Space & Practicality Space & Practicality - 4 stars

The C-Class remains one of the most spacious cars in the premium saloon sector, though the likes of the Ford Mondeo and Mazda6 still offer greater room for passengers overall. Still, the Merc can accommodate four adults with ease and the driver is very well looked after thanks to a highly adjustable driving position and good all-round vision. The Estate version of the C-Class is even better for vision and easier to park than the saloon due to the four-door model’s high boot line making it trickier to judge. Mercedes has successfully simplified the C-Class’ dash and most of the major functions can be worked from the steering wheel, so no need for the driver to take his or her hands from the wheel. A decent boot in the saloon puts most rivals to shame, while the Estate eschews fancy solutions in favour of good old fashioned volume, which makes the Merc one of the few truly versatile estates in this sector.

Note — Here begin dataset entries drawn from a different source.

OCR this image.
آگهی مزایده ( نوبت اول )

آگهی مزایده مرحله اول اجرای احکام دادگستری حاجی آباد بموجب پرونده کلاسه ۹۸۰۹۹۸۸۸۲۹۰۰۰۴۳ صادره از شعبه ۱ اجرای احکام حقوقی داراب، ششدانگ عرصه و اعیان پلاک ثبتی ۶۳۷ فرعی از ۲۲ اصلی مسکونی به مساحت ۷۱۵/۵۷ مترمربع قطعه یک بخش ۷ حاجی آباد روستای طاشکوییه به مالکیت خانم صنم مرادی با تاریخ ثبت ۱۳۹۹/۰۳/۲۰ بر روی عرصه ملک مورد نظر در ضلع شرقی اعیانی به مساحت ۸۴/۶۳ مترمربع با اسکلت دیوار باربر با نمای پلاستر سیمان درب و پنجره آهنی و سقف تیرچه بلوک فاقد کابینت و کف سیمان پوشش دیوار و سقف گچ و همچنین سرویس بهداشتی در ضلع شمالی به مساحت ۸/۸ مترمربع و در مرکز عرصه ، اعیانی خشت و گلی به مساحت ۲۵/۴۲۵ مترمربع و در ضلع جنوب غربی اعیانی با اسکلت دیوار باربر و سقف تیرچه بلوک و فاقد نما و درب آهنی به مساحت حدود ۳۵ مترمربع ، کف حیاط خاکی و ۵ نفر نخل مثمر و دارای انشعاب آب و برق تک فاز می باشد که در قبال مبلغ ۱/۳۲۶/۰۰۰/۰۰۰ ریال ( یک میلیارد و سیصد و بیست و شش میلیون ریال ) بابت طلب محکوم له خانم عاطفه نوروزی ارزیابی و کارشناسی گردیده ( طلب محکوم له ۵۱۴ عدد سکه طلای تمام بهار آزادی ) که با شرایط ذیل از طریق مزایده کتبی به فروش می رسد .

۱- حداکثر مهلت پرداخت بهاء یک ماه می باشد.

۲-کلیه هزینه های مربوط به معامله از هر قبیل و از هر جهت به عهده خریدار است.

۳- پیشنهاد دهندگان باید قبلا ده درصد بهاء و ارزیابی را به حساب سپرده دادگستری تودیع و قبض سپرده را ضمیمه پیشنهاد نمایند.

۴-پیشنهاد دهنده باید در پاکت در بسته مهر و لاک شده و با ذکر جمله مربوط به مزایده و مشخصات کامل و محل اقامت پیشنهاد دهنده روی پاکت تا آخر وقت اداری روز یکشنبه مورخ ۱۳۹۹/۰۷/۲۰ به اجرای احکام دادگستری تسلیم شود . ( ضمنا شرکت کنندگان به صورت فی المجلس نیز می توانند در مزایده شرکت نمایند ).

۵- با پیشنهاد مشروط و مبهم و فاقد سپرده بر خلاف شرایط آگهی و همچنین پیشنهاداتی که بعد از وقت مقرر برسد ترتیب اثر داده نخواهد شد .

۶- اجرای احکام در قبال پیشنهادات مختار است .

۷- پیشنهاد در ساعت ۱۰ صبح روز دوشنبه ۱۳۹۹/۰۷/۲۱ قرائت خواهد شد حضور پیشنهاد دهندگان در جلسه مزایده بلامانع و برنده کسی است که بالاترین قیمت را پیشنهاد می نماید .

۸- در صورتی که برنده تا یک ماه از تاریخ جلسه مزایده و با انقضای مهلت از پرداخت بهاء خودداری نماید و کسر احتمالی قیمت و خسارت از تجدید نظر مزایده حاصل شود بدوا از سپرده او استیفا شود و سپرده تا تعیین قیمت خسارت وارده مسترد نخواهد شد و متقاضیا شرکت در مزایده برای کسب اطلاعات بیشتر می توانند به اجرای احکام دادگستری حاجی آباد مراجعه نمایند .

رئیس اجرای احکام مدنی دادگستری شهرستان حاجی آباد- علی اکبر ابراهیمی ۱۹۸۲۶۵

Ownership & Value Ownership & Value - 4 stars

Mercedes may have reduced the emissions and improved fuel economy for all of the revised C-Class models, but it still pays to shop carefully. A couple of C-Class models - C180s tellingly – bust the 160g/m carbon dioxide threshold that is so important to company drivers. Much better is the C200CDi coupled to a manual gearbox that offers superb 117g/km CO2 emissions and fine 64.2mpg combined fuel economy, which will no doubt prove a popular choice with business drivers and cost-conscious private buyers alike. Used value for the C-Class are on a par with the BMW 3 Series, so private buyers will be shielded from the worst ravages of depreciation, though not completely insulated from this considerable cost. There are three trim levels for UK C-Class customers, starting with the SE that comes with parking sensors, climate control, alloy wheels and cruise control. The Elegance gains larger alloy wheels, front foglights and daytime running lights, and Merc’s Artico upholstery. Choose the Sport and you get even larger 18in AMG alloy wheels, Xenon headlights, sports seats, AMG body kit and various AMG trim trinkets, sports suspension and Adaptive Highbeam Assist to automatically dim the headlights as another car approaches at night.